I'll be honest. I've worked at food banks before. You sort and pack a lot of food. It's like busy work and you don't really get to see the direct impact you're making because you're working on the intake side and not the distribution. Obviously, what is impressive about LA Food Bank is the scale and the size. In just a few hours we sorted and packed over 17,000 pounds of food, which is like over 14,000 individual meals. We went through donations and checked for expiration dates and nutrition facts. We also had to make sure everything was sealed and not leaking or even possible leakage. They don't want to risk attracting bugs and rodents. So we had to throw away some food that was edible, but honestly, it was very little compared to how much we were able to keep. What I want you to know is that these food banks depend on volunteers in order to be successful and financially efficient. Every item that gets donated has to be quickly examined and checked before being packaged away to be distributed later. So please, take time to give of your time and efforts at your local food bank on a regular basis. The food you sort and pack gets distributed to local food pantries and soup kitchens that serve those in need. It's also a great way to spend time working as a team and seeing the results of a collective effort.

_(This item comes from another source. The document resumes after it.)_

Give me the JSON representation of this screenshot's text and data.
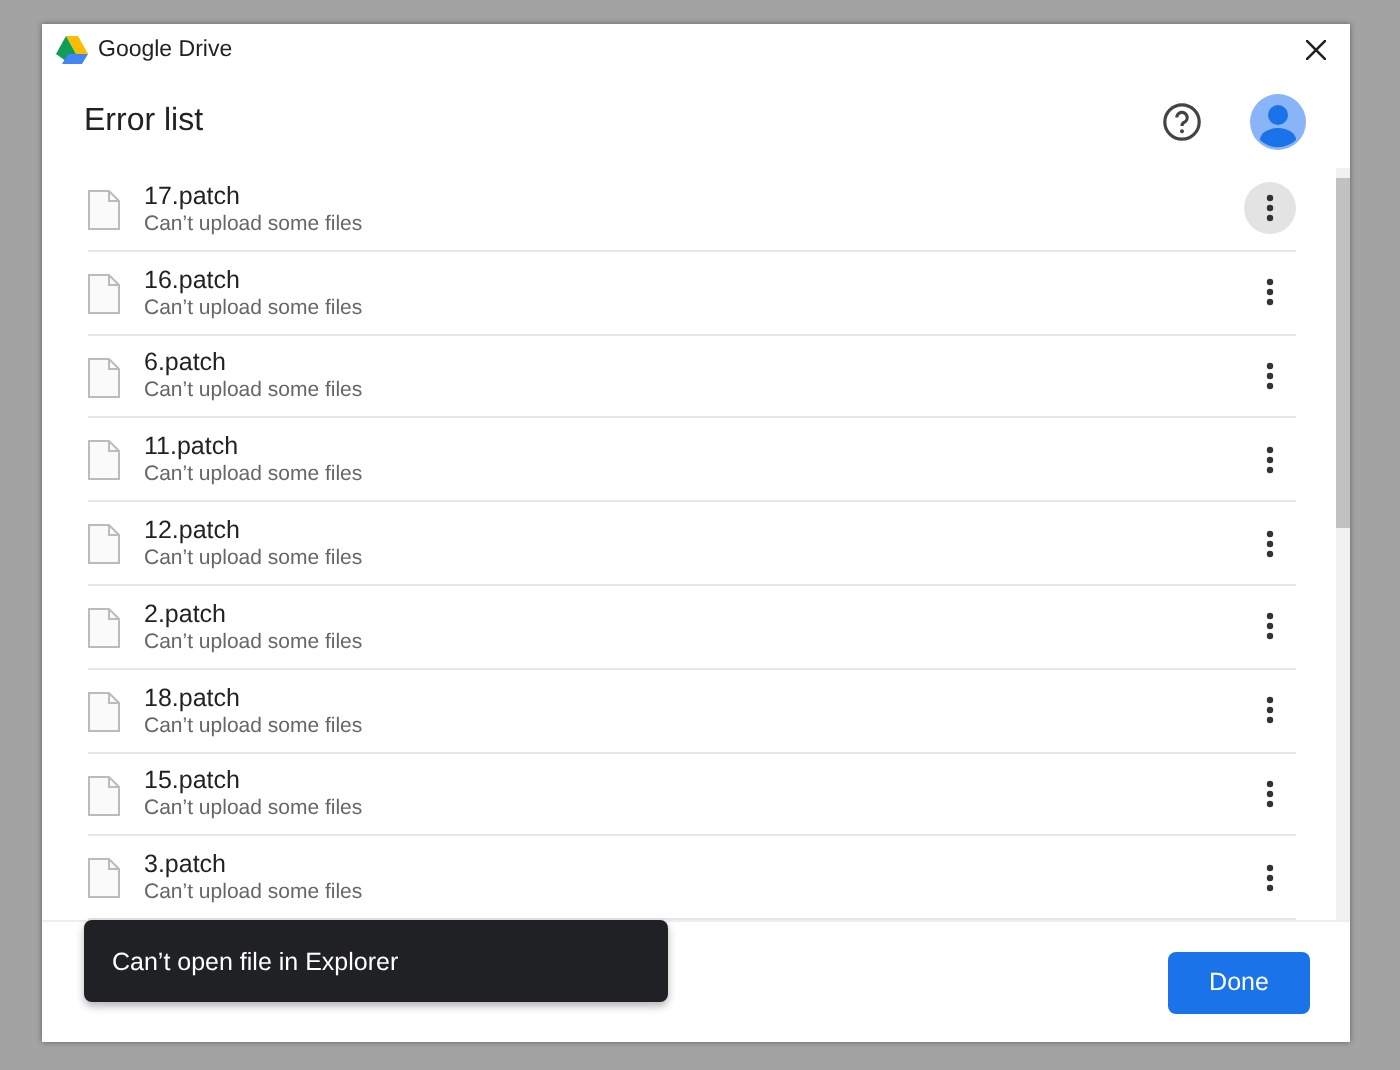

After the food bank, we stopped by downtown LA and visited "The Last Bookstore." It was neat to see and experience, but pretty much anything I wanted to buy I figured I should wait until I got home so I didn't have to take up space and weight in my luggage. Later that night we treated ourselves to some Southern Fare at Roscoe's Chicken & Waffles. That was some good eatin'!
I am a United Methodist Pastor, but I'm trying to re-define that as a Missionary sent to my corner of the USA. What would it look like for you to envision your life as a Christian more like a Missionary than a Church-goer?